Hunter maintains that he is one of the first people to bring that kind of knowledge to this historic mystery.

“It’s not something you can pick up from reading a few copies of Guns & Ammo,” he says. “You have to know the culture. You have to know what is possible and what isn’t. You have to develop an ear for what is authentic and for what is just hooey.”

Hunter also vetted the ballistics issues with experts.

The Third Bullet casts serious doubts about Oswald, a lifelong ne’er-do-well, and whether he was capable of succeeding as the shooter.

For example, when Swagger wonders why Oswald didn’t take the obvious shot, when Kennedy was closest to the Texas School Book Depository and was a barely moving target, only to take three rushed shots as the motorcade pulled away, the reader will wonder the same thing.

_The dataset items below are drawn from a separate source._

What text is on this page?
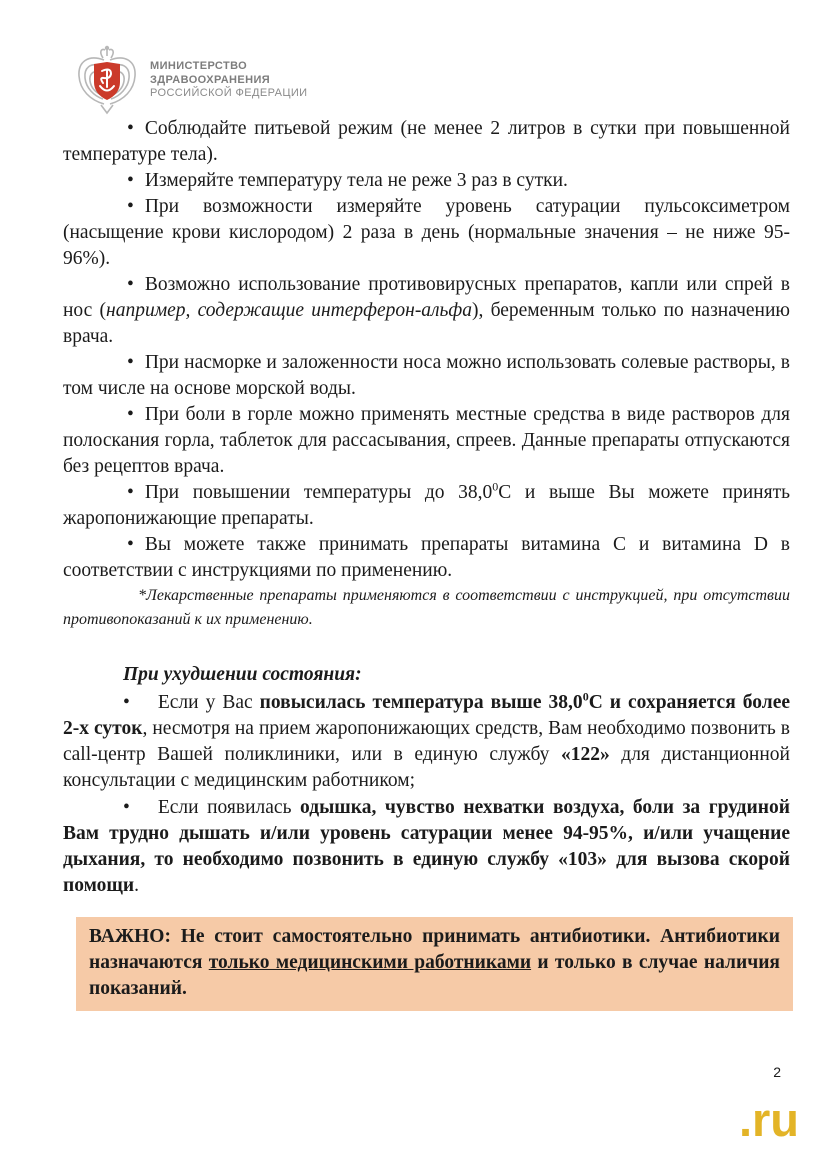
МИНИСТЕРСТВО
ЗДРАВООХРАНЕНИЯ
РОССИЙСКОЙ ФЕДЕРАЦИИ

• Соблюдайте питьевой режим (не менее 2 литров в сутки при повышенной температуре тела).

• Измеряйте температуру тела не реже 3 раз в сутки.

• При возможности измеряйте уровень сатурации пульсоксиметром (насыщение крови кислородом) 2 раза в день (нормальные значения – не ниже 95-96%).

• Возможно использование противовирусных препаратов, капли или спрей в нос (например, содержащие интерферон-альфа), беременным только по назначению врача.

• При насморке и заложенности носа можно использовать солевые растворы, в том числе на основе морской воды.

• При боли в горле можно применять местные средства в виде растворов для полоскания горла, таблеток для рассасывания, спреев. Данные препараты отпускаются без рецептов врача.

• При повышении температуры до 38,0$^0$С и выше Вы можете принять жаропонижающие препараты.

• Вы можете также принимать препараты витамина С и витамина D в соответствии с инструкциями по применению.

*Лекарственные препараты применяются в соответствии с инструкцией, при отсутствии противопоказаний к их применению.

При ухудшении состояния:

• Если у Вас повысилась температура выше 38,0$^0$С и сохраняется более 2-х суток, несмотря на прием жаропонижающих средств, Вам необходимо позвонить в call-центр Вашей поликлиники, или в единую службу «122» для дистанционной консультации с медицинским работником;

• Если появилась одышка, чувство нехватки воздуха, боли за грудиной Вам трудно дышать и/или уровень сатурации менее 94-95%, и/или учащение дыхания, то необходимо позвонить в единую службу «103» для вызова скорой помощи.

ВАЖНО: Не стоит самостоятельно принимать антибиотики. Антибиотики назначаются только медицинскими работниками и только в случае наличия показаний.
2
.ru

What’s more, when Swagger speaks disparagingly of Oswald’s WWII-era mail-order Mannlicher-Carcano, a badly built Italian rifle with an ineptly mounted scope, raising the question of whether Oswald could have hit anything he aimed at.

But remember, The Third Bullet is a thriller, so it’s possible not only for Swagger to raise interesting questions, but also to solve the mystery and even mete out justice 50 years after the crime.

Let’s see your typical JFK conspiracy theorist pull off that trick.

The Third Bullet by Stephen Hunter (Simon & Schuster; 496 pages; $26.99).